Simon's DKR Capella 175cc
Classic Scooterist|December 2019 - January 2020
It’s probably fair to say that in the 1950s most British scooters were well short of the styling and panache of their Latin rivals, but this all changed in 1960 with the launch of the DKR Capella - a sleek Villiers-powered two-stroke which period road testers described as being ‘the most beautiful small-wheeler ever made by a British manufacturer’.
Andy Westlake
Simon's DKR Capella 175cc

Founded by three industrialists, BarryDay, Noah Robinson and Cyril Kieft –hence the name – DKR was a small go-ahead company which between 1957 and 1966 turned out a range of well made, quirkily styled scooters in 150 to 200cc capacities, with the Capella their best seller.

Production records are scant, but it’s reckoned that in their six years of manufacture around 2,000 rolled off the production lines at Pendeford Airport in Wolverhampton before falling sales and increased foreign competition meant that the Midlands manufacturer went out of business in 1966. However, with six decades of production on models they are now highly prized amongst scooter aficionados. In researching the history of the Capella, I was able to track down Ivan Bowen, a man who for three years in the early Sixties worked on the DKR production line, so it’s quite possible he actually made the same machine all those years ago. He takes up the story.
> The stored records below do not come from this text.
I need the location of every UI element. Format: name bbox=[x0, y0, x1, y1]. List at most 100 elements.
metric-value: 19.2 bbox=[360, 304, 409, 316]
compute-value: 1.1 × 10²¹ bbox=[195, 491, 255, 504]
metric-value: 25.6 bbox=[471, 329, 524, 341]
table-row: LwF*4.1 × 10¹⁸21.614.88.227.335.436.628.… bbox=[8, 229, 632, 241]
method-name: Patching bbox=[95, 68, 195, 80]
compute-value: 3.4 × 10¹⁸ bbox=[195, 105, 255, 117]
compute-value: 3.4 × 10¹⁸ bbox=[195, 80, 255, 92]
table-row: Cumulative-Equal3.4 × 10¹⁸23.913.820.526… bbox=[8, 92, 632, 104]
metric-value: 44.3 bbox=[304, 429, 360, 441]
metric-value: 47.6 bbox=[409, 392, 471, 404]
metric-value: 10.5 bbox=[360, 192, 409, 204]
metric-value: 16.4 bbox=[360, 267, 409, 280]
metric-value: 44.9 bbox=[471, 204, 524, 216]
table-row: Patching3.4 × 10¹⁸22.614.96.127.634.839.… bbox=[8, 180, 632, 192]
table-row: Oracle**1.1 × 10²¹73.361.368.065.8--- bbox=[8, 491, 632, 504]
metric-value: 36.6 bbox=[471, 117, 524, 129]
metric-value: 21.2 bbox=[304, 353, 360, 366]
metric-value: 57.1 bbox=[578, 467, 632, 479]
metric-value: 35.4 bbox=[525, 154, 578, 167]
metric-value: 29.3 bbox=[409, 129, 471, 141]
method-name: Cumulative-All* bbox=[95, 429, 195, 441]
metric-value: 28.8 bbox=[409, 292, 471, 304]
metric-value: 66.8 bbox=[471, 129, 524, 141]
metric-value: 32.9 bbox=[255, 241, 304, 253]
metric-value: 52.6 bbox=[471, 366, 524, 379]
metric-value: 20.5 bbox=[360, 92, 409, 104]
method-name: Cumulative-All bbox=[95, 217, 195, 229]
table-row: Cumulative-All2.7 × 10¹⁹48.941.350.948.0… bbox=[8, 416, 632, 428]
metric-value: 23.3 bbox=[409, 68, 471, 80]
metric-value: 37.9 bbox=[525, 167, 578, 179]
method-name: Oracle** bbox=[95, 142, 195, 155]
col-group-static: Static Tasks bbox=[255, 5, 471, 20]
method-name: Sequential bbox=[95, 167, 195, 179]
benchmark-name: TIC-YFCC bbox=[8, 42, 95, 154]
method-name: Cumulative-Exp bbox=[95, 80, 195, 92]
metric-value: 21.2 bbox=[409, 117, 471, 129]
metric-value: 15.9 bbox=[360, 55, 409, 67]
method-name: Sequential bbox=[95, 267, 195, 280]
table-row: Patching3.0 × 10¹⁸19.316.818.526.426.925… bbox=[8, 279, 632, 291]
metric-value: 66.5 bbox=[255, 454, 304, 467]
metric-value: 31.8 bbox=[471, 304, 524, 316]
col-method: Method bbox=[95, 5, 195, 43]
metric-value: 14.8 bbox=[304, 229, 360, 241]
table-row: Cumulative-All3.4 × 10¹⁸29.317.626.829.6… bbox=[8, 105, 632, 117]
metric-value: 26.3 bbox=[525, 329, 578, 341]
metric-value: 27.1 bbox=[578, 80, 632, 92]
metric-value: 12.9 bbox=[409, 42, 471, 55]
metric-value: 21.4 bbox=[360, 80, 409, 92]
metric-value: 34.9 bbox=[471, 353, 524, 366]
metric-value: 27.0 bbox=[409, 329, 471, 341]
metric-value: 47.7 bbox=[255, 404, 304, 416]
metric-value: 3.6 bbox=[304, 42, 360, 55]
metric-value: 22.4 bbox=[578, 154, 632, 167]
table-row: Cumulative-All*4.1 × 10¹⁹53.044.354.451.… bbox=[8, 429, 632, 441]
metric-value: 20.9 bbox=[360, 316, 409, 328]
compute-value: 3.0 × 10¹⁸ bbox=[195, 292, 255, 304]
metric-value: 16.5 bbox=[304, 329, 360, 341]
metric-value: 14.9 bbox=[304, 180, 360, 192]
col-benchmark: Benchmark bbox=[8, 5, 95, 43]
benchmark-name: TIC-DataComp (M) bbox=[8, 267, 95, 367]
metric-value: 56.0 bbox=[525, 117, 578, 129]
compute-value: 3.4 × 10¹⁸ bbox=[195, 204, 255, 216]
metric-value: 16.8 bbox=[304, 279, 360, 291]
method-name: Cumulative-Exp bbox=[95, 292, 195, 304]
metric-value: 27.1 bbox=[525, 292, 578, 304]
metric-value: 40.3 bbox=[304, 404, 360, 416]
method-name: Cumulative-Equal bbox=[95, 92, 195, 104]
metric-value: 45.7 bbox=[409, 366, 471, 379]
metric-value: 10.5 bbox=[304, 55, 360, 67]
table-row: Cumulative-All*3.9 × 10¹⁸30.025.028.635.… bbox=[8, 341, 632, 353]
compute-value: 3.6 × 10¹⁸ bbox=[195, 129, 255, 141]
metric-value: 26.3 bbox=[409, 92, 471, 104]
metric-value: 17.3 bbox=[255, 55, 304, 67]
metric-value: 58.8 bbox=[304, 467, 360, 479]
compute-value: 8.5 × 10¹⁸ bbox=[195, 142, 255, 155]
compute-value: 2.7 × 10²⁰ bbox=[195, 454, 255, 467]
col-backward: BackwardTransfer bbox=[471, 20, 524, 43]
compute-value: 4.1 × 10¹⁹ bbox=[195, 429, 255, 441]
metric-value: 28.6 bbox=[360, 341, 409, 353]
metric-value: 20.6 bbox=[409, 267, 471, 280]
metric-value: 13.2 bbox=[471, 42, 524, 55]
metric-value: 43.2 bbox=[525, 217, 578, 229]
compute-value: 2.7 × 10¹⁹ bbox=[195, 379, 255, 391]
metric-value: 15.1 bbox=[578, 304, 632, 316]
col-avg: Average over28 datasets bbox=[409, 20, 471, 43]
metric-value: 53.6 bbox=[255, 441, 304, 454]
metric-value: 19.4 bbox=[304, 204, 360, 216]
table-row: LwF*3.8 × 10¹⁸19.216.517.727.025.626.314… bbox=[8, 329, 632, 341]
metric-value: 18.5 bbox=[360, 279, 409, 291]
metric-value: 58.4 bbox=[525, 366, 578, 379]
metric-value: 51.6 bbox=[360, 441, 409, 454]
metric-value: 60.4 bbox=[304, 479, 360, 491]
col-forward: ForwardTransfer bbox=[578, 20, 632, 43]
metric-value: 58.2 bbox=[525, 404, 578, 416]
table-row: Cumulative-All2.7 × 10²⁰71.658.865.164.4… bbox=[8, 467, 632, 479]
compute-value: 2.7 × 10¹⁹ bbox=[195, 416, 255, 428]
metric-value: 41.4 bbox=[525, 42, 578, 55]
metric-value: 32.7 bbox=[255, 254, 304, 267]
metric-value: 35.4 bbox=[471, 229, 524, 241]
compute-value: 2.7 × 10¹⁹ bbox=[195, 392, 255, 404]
“This was in the days when there was plenty of work and on leaving school I got a job at the big Villiers factory on engine assembly. After a while I moved on to Britool, but was only there for a couple of weeks. Following a strike I got to hear about a job going at the DKR factory in nearby Wolverhampton. I was put on the production line, but the title is a bit far-fetched because in total there were only about 10 people working there and the ‘construction team’ consisted of just three of us – Ron, Chris Evans and me. The whole factory space consisted of two offices and three workshops, one of which was where a girl made the seats and put the rubber edging on the panels; our production line and another very small workshop were where any repairs were carried out. It wasn’t very big and during some grim winters it was extremely cold and our only source of heat was a cast-iron wood-burning stove.